I'm developing a distribution for the Python package I'm writing so I can post it on PyPI. It's my first time working with distutils, setuptools, distribute, pip, setup.py and all that and I'm struggling a bit with a learning curve that's quite a bit steeper than I anticipated :)
I was having a little trouble getting some of my test data files to be
included in the tarball by specifying them in the data_files
parameter in setup.py until I came across a different post here that pointed me
toward the MANIFEST.in
file. Just then I snapped to the notion that what you
include in the tarball/zip (using MANIFEST.in) and what gets installed in a
user's Python environment when they do easy_install or whatever (based on what
you specify in setup.py
) are two very different things; in general there being
a lot more in the tarball than actually gets installed.
This immediately triggered a code-smell for me and the realization that there must be more than one use case for a distribution; I had been fixated on the only one I've really participated in, using easy_install or pip to install a library. And then I realized I was developing work product where I had only a partial understanding of the end-users I was developing for.
So my question is this: "What are the use cases for a Python distribution other than installing it in one's Python environment? Who else am I serving with this distribution and what do they care most about?"
Here are some of the working issues I haven't figured out yet that bear on the answer:
Is it a sensible thing to include everything that's under source control (git) in the source distribution? In the age of github, does anyone download a source distribution to get access to the full project source? Or should I just post a link to my github repo? Won't including everything bloat the distribution and make it take longer to download for folks who just want to install it?
I'm going to host the documentation on readthedocs.org. Does it make any sense for me to include HTML versions of the docs in the source distribution?

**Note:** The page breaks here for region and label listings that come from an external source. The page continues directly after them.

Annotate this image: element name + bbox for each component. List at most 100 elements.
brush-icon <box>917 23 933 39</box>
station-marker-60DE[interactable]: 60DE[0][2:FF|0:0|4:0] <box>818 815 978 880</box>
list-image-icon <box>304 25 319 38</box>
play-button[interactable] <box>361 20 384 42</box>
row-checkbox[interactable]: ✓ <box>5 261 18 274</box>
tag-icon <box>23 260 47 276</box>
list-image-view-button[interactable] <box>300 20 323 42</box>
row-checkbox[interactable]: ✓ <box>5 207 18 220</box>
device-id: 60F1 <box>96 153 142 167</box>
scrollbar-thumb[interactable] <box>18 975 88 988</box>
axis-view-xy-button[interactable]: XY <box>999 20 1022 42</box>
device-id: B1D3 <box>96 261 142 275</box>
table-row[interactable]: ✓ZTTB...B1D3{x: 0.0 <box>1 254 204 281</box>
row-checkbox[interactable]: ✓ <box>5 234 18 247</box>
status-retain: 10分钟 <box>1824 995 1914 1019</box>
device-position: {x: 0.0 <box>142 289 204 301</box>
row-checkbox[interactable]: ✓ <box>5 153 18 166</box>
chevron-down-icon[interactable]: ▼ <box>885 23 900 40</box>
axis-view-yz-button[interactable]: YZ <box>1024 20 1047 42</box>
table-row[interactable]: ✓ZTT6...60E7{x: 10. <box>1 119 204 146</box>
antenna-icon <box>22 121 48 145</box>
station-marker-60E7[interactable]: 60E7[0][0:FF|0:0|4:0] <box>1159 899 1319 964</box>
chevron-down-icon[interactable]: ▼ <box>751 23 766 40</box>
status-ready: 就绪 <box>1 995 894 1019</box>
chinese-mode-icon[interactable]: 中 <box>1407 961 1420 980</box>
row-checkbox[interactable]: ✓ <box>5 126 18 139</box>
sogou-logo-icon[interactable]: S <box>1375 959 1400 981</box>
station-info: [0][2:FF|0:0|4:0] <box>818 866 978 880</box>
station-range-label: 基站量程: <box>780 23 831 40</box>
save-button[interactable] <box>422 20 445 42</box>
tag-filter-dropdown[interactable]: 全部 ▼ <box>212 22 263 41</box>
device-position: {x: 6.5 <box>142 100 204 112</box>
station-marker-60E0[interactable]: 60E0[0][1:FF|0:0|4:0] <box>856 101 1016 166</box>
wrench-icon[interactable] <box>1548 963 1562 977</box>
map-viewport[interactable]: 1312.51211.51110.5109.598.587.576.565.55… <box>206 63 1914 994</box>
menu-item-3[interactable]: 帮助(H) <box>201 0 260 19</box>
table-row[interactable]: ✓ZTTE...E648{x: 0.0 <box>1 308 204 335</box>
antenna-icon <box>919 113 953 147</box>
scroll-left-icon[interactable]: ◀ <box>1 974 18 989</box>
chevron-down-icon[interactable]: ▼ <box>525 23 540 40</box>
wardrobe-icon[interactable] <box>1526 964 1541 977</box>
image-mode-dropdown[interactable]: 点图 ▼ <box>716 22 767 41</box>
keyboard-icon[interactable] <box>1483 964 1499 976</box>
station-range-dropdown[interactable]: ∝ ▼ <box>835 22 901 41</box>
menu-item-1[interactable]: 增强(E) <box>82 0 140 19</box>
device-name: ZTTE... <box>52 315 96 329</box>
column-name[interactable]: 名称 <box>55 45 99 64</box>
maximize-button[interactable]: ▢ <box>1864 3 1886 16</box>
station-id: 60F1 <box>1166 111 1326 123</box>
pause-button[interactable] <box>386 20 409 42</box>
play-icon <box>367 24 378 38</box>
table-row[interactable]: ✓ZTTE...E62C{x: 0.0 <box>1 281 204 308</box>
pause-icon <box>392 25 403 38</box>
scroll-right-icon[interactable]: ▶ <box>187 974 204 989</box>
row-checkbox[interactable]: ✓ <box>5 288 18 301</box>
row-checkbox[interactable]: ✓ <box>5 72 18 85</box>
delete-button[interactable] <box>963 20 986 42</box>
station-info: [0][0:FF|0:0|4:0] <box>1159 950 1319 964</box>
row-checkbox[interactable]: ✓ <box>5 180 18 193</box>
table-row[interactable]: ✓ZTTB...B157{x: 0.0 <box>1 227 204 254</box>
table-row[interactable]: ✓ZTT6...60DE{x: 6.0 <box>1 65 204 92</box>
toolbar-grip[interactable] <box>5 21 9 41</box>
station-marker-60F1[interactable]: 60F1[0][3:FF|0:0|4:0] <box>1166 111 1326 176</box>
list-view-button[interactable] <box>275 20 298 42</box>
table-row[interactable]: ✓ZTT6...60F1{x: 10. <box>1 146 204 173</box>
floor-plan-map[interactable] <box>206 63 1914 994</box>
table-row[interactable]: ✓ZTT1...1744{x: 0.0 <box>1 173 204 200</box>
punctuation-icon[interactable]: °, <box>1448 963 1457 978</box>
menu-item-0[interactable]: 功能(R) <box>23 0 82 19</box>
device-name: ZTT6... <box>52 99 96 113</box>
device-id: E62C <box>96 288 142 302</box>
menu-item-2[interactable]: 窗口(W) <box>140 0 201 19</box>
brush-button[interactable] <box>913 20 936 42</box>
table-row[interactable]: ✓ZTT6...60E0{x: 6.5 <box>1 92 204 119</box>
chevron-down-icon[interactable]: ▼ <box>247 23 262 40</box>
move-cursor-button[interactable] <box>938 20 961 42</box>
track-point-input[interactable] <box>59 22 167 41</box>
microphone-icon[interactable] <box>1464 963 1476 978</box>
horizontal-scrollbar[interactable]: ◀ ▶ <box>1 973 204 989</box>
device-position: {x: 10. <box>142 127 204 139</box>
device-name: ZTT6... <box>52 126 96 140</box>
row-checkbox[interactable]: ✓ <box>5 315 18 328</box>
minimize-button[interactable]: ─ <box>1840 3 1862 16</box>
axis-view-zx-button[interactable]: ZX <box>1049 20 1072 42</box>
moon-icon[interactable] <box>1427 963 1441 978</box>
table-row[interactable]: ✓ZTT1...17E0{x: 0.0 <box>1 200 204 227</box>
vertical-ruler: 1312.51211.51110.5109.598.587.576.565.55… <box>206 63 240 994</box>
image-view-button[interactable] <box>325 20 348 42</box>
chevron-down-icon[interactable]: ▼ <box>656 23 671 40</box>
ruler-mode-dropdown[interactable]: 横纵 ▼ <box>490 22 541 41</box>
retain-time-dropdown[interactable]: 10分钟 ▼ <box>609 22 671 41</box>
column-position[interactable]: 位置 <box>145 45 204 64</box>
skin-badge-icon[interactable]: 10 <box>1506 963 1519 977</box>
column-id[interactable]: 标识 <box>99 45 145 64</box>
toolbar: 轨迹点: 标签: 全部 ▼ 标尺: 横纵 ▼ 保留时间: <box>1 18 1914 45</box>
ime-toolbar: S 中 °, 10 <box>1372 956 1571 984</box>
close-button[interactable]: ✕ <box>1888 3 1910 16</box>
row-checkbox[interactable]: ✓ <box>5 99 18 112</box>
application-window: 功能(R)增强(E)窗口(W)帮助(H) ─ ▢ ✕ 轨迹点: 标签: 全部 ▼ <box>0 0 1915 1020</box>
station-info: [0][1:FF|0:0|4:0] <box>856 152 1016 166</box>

Does anyone use python setup.py test
to run tests on a source
distribution? If so, what role are they in and what situation are they in? I
don't know if I should bother with making that work and if I do, who to make
it work for.
Some things that you might want to include in the source distribution but maybe not install include:
Quite often this will be the majority or all of what you are managing in version control and possibly a few generated files.
The main reason why you would do this when those files are available online or through version control is so that people know they have the version of the docs or tests that matches the code they're running.
If you only host the most recent version of the docs online, then they might not be useful to someone who has to use an older version for some reason. And the test suite on the tip in version control may not be compatible with the version of the code in the source distribution (e.g. if it tests features added since then). To get the right version of the docs or tests, they would need to comb through version control looking for a tag that corresponds to the source distribution (assuming the developers bothered tagging the tree). Having the files available in the source distribution avoids this problem.
As for people wanting to run the test suite, I have a number of my Python modules packaged in various Linux distributions and occasionally get bug reports related to test failures in their environments. I've also used the test suites of other people's modules when I encounter a bug and want to check whether the external code is behaving as the author expects in my environment.